Кто же ты такой, мой наставник? Предводитель отрядов, завсегдатай дворцов, обитатель дна… кто ты настоящий?
– Странник Судьбы и Учитель. И нет, я не читаю мысли, просто вопросы написаны крупными буквами на твоем лице.
– Холодно, – я поежился, сменив тему. – Куда двинемся дальше?
– Да куда угодно. Все, что было необходимо, ты здесь уже исполнил, друг мой, – костер выстрелил искрой. – И исполнил весьма неплохо. Как, кстати, твоя рука?
– Ничего, уже не болит, – я кинул взгляд на запекшуюся ранку. – Но крови вытекло…
– Перед сном воспользуйся нашей универсальной мазью… Давай-ка уже готовиться к ночевке.
Мы расстелили на прогретой костром земле кусок толстого войлока, уложили рядом подстилки и, подкатившись с двух сторон к теплым бокам Хранителя Сию, уснули с чувством выполненного долга.

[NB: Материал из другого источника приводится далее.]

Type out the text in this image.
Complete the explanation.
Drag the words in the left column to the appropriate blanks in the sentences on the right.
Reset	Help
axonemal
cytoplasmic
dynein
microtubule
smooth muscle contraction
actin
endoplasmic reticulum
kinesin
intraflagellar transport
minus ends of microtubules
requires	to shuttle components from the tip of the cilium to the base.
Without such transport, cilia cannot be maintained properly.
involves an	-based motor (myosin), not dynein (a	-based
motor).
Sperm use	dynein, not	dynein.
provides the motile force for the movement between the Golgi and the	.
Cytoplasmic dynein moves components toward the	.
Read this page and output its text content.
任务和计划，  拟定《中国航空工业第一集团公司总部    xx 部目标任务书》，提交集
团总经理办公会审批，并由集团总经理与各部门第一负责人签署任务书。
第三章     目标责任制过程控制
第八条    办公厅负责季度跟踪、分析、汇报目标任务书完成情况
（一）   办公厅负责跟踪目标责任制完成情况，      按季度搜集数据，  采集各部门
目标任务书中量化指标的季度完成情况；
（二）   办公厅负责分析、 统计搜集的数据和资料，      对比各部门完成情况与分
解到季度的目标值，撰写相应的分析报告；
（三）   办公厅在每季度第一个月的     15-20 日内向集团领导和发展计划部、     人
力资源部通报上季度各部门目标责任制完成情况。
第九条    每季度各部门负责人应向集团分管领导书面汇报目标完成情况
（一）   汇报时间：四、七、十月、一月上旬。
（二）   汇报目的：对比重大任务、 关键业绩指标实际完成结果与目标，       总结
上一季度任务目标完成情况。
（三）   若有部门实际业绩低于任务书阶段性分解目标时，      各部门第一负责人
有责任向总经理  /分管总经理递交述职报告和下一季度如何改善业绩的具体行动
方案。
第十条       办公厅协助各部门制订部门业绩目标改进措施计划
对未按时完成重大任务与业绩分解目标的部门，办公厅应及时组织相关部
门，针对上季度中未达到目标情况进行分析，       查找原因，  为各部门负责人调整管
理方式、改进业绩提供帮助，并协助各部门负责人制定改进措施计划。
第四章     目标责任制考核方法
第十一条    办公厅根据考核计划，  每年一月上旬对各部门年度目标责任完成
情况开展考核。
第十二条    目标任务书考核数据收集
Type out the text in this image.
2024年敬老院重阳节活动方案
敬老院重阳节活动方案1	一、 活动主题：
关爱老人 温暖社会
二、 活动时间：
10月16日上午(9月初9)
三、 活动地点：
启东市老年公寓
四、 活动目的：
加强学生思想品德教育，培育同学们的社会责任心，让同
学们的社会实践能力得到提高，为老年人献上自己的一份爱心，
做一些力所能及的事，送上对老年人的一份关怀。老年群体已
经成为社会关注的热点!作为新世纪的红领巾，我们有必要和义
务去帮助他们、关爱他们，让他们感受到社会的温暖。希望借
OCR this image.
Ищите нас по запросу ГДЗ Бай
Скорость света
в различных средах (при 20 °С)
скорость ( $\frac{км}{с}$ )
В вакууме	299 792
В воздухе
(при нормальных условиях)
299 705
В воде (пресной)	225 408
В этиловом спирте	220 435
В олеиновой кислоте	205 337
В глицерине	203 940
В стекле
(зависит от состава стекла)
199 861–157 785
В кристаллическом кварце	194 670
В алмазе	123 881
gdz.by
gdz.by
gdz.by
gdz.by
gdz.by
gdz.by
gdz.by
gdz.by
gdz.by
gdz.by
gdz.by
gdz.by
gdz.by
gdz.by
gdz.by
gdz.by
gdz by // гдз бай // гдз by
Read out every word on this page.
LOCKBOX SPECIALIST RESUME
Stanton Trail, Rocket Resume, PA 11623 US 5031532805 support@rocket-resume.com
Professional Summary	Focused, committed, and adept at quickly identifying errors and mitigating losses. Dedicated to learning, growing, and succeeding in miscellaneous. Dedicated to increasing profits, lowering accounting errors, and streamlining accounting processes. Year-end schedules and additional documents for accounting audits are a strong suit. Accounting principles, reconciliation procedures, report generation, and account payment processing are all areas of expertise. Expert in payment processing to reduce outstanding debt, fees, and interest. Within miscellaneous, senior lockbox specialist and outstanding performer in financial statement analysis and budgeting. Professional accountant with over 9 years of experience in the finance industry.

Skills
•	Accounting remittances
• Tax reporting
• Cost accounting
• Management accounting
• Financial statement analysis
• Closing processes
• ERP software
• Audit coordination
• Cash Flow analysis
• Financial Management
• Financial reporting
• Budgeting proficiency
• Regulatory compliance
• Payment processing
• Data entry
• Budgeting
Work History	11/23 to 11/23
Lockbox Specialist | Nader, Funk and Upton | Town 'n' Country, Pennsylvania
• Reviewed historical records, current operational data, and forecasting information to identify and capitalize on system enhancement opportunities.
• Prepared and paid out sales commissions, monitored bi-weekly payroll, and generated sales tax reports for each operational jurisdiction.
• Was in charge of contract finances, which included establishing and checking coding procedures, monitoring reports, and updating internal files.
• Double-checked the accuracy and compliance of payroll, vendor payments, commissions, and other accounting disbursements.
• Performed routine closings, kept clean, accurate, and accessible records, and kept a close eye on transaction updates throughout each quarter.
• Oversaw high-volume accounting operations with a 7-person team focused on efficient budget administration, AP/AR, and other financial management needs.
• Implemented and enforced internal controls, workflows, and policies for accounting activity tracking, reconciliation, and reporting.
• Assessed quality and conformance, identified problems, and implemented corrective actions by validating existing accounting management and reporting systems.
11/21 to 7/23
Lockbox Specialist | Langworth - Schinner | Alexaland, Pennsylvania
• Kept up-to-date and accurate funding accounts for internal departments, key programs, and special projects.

Утро встретило хрустким прозрачным воздухом и легким морозцем. Небо сияло, точно ограненный кристалл. Из-под копыт лошадей убегала земля, ни на пядь не приближая линию горизонта. Новый, незнакомый мир с осторожностью открывался нам навстречу. Однообразие равнины лишь иногда нарушали укрытые снегом камни и сухие ветки редких кустарников. Нечастые красоты пейзажа воспринимались истинной драгоценностью. Я вспомнил рисунки в кабинете отца, выполненные в лаконичной манере и черно-белых тонах: юркая птица, запутавшаяся в ломком сухом ковыле, тщательно, с любовью, выписанный скромный дикий цветок… Моя прапрабабка родилась в этих суровых местах и всю свою жизнь тосковала по степи – я вычитал это в ее дневниках. Чем же пленила ее сердце скудная скупая земля? Воздух мерцал необычным сияньем, стиснутый заснеженной твердью и плоской крышей неба… Верх не отличался от низа и был таким же льдисто-голубым. Скелетики караганы и прошлогодней полыни сплетали причудливое кружево вокруг темнеющих валунов. Да, теперь ощущаю, что эти места способны покорить и меня: оставленный позади черный силуэт каменного багатура, готового сразиться с самим небом, так и просился на полотно.
Долг, который вел сюда, был исполнен. Почему бы теперь просто не поглазеть на незнакомый край? Хотелось бы увидеть здешнюю весну, бабка с особенной нежностью вспоминала ее. Учитель Доо тоже наслаждался степным ветром – его ноздри трепетали, жадно вдыхая снежную свежесть, а глаза довольно щурились, словно их не беспокоили розоватые рассветные лучи. Неторопливо направляя мухортую навстречу солнцу, он словно сбросил весь груз забот, отягчавший плечи. Не думаю, что станет возражать против того, чтобы побродить здесь подольше.